Students like Conor McDonough ‘16 and John Ferguson ‘16 are pursuing their sports by participating in postgraduate studies and Junior Hockey, respectively. McDonough tore his ACL before his senior year which decreased his ability to play collegiate lacrosse; however, he is going to play over the summer and attend an East Coast prep school to keep up with the recruiting season to eventually play collegiate lacrosse.

McDonough, however, did not initially plan on taking this course of action. He says, “my first thought was ‘oh that’s weird, I just want to go the Blake route and go right to college, all my friends are going to college, that’s what I should be doing.’” He soon realized that his dream of playing collegiate lacrosse would only happen if he took another year to improve.

I think the gap year is for a lot of people an eye-opening experience. It allows them to go to college with a much better understanding, appreciation, and conception of what it should be.”

— Jim Mahoney

He adds, “I felt like if I didn’t do the postgrad year   . . . I would always regret it.” This gap year will allow him to play lacrosse while also giving him “experiences in a new environment.”

Ferguson has similar aspirations for next year. He is playing Junior Hockey in order to hopefully be recruited by colleges and be able to continue his hockey career. He says, “I will get to continue playing a sport that I love, make connections and live in a new part of the country.”

Allie Clark ‘16 is taking a gap year for non-athletic reasons. She will work in a lab in Montana to pursue her passion for science. Graduating young for her grade,  at 16, she   wanted to get more experience before going to college. Clark says that she is taking a gap year to get “real world experiences before heading off to college.”

Similarly, Kelsey Swing ‘16 flew to France for the second semester of her gap year to travel and “gain world perspective.” She believes, “the more angles you look at something, the better it is that you can understand it.” Swing has applied this belief to her year of travel as she emphasizes the importance of taking a break and seeing the world from entirely new perspectives.

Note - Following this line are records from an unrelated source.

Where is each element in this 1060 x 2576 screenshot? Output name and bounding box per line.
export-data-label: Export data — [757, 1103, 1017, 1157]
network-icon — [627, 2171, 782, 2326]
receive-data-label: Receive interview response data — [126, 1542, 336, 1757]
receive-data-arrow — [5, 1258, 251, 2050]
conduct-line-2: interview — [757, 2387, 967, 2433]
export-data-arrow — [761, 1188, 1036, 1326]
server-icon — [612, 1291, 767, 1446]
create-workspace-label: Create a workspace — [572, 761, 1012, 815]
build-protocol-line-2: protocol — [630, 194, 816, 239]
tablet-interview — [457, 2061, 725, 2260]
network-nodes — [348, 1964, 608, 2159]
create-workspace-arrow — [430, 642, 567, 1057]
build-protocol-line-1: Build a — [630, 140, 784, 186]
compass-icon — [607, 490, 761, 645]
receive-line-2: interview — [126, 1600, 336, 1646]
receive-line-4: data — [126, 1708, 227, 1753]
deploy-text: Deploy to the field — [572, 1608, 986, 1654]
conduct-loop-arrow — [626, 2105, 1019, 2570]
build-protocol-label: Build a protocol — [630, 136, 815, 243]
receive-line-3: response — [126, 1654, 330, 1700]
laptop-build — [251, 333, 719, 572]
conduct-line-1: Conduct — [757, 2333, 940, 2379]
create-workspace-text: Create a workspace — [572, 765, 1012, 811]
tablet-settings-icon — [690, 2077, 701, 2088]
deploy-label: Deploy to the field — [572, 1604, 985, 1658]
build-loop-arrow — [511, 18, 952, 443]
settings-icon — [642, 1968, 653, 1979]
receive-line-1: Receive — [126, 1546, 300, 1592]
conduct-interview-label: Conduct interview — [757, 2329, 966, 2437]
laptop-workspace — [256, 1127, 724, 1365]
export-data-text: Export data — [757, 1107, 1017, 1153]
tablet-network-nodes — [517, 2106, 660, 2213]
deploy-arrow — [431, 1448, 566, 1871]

Jim Mahoney, Senior Grade Dean and College Counselor, echoes this message saying, “I think the gap year is for a lot of people an eye-opening experience. It allows them to go to college with a much better understanding, appreciation, and conception of what it should be.” A gap year often allows a student to take a breath of fresh air and step back from the chaos of life sometimes.

Nick Swaggert ‘99 and Poppy Harlow ‘01 have spoken in symposia recently, both taking unconventional routes to their current professions. Swaggert did not go directly to college and enlisted in the Marine Corps. Harlow was not accepted to law school, which was her intended path, but was  instead hired by CNN where she is now the weekend anchor of CNN Newsroom. This unlikely path veered off in a direction that allowed her to discover the career that she loves.